La entrada Un día cualquiera en la playa… aparece primero en Relatos eróticos SexoEscrito.com.

Un día cualquiera en la playa…

Ese día nos encontrábamos en La Barra, una formación rocosa de la playa que se adentraba en el mar, en una de esas “piscinas naturales”, y por suerte, no había nadie alrededor de nosotros. Ese día, aunque caluroso, estaba nublado en la ciudad, así que en la misma playa no había demasiadas personas, prácticamente los que vivían alrededor y que solían pasar las tardes en la playa leyendo o jugando a las palas. Y nosotros…bueno, preferimos descansar apoyados contra la pared rocosa cansados de nadar para llegar allí y hablar durante un rato antes de volver, con el agua cubriéndonos hasta el pecho.

Ella llevaba ese bikini negro que tanto me encantaba, era simple, sin adornos, pero le hacían resaltar sus generosos pechos, y eran prácticamente del mismo color que su pelo. Recostada a mi lado, tenía unas buenas vistas de ellos, y no dejaba de mirarlos, y sabía que ella se daba cuenta. No me importaba, ya ella tenían bien claro que me encantaban y lo que me gustaba hacer con ellos.

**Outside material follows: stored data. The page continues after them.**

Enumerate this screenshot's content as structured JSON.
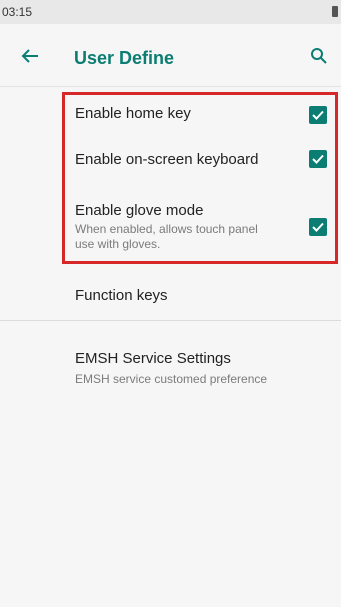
{
  "status_bar": {
    "time": "03:15"
  },
  "toolbar": {
    "title": "User Define"
  },
  "preferences": [
    {
      "title": "Enable home key",
      "checked": true
    },
    {
      "title": "Enable on-screen keyboard",
      "checked": true
    },
    {
      "title": "Enable glove mode",
      "summary": "When enabled, allows touch panel use with gloves.",
      "checked": true
    }
  ],
  "function_keys": {
    "title": "Function keys"
  },
  "emsh": {
    "title": "EMSH Service Settings",
    "summary": "EMSH service customed preference"
  },
  "colors": {
    "accent": "#0b7d72",
    "highlight": "#d62828"
  }
}
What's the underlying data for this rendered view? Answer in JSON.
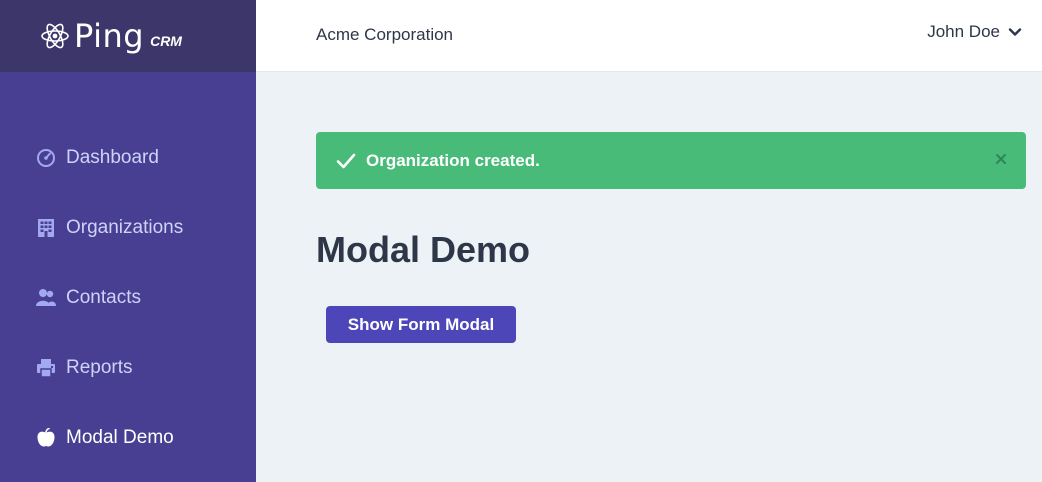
{
  "brand": {
    "name": "Ping",
    "suffix": "CRM"
  },
  "header": {
    "organization": "Acme Corporation",
    "user_name": "John Doe"
  },
  "sidebar": {
    "items": [
      {
        "label": "Dashboard",
        "icon": "dashboard-icon"
      },
      {
        "label": "Organizations",
        "icon": "office-icon"
      },
      {
        "label": "Contacts",
        "icon": "users-icon"
      },
      {
        "label": "Reports",
        "icon": "printer-icon"
      },
      {
        "label": "Modal Demo",
        "icon": "apple-icon",
        "active": true
      }
    ]
  },
  "flash": {
    "message": "Organization created.",
    "color": "#48bb78"
  },
  "main": {
    "title": "Modal Demo",
    "button_label": "Show Form Modal"
  },
  "colors": {
    "sidebar": "#483e92",
    "logo_bar": "#3c366b",
    "accent": "#4c46b8",
    "background": "#edf2f7"
  }
}
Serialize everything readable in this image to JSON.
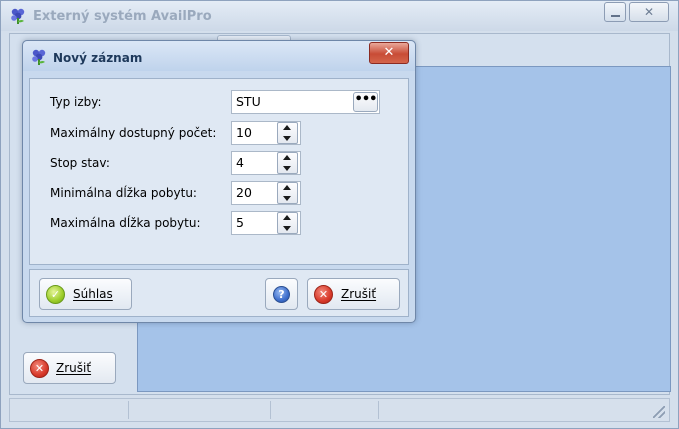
{
  "main_window": {
    "title": "Externý systém AvailPro",
    "close_glyph": "✕",
    "cancel_label": "Zrušiť"
  },
  "dialog": {
    "title": "Nový záznam",
    "close_glyph": "✕",
    "fields": [
      {
        "label": "Typ izby:",
        "value": "STU",
        "kind": "lookup",
        "button_label": "•••"
      },
      {
        "label": "Maximálny dostupný počet:",
        "value": "10",
        "kind": "spinner"
      },
      {
        "label": "Stop stav:",
        "value": "4",
        "kind": "spinner"
      },
      {
        "label": "Minimálna dĺžka pobytu:",
        "value": "20",
        "kind": "spinner"
      },
      {
        "label": "Maximálna dĺžka pobytu:",
        "value": "5",
        "kind": "spinner"
      }
    ],
    "ok_label": "Súhlas",
    "help_glyph": "?",
    "cancel_label": "Zrušiť"
  },
  "icons": {
    "app": "app-flower-icon",
    "ok": "checkmark-icon",
    "cancel": "close-x-icon",
    "help": "help-icon"
  },
  "colors": {
    "dialog_close_red": "#c84c36",
    "panel_blue": "#a5c3e9",
    "ok_green": "#9ccd2a",
    "cancel_red": "#d83a2b",
    "help_blue": "#3e6fcd"
  }
}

Al rato, ella se quitó de su lugar, y se puso delante de mí dándome la espalda y apoyando su cuerpo contra el mío. Así que, como es obvio, la rodeé con mis brazos por su cintura y le di un par de besos en el cuello, con un mordisco al final, de juego, con el fin de molestarla un poco, y ella me devolvió la jugarreta con un codazo en el costado, cómo no…Eso me pasaba por “chincharla”. Estuvimos un tiempo así, hablando y de juegos, mientras yo jugaba con mis manos en sus caderas, en su tripita, y sobre todo,en su culo. No era una mujer con un cuerpo atlético, tenía solo un ligero sobrepeso, pero sus curvas bien marcadas, y no dejaba de ser una preciosidad aunque a veces tuviera algo de complejo.

Entre juegos…movimientos “inocentes” y algunos comentarios… llegué al punto de que ya no podía ocultar mi excitación, y ésta ya abultaba a través del bañador.. Ella me miró por encima del hombro, con esa sonrisa picara…y diciéndome :”alguien está contento hoy…y con ganas de jugar…”. En ese momento, puse mi mano en su pubis, encima de su bikini, y la apreté a mí, y le afirme al oído lo que había dicho. Ella agarró mi bañador con su mano izquierda, y empezó a mover su culo, rozándolo contra mi polla. Volvió a mirar atrás, para decir que no sabía cuánto le encantaba sentirla contra su culo, y notar lo dura que estaba.

Sexo en la playa de forma improvisada

Intentó bajarme el pantalón con el fin de sacármela. Al ver que le costaba, me los bajé yo mismo, y de repente, noté otra vez su culo contra mi polipero sin nada. Ella ya se había encargado de bajarse el bikini, y empezó a moverlo de arriba…muy pegada…agarrándose de mis muñecas, las cuales a su vez, agarraban con fuerza sus caderas:

– Así está mucho mejor…más divertido… -decía entre pequeños gemidos…
– Bueno, hay una forma de hacerlo más…”divertido” -Le respondí. Y dirigí mi mano hacía su entrepierna…y empecé a jugar con mis dedos…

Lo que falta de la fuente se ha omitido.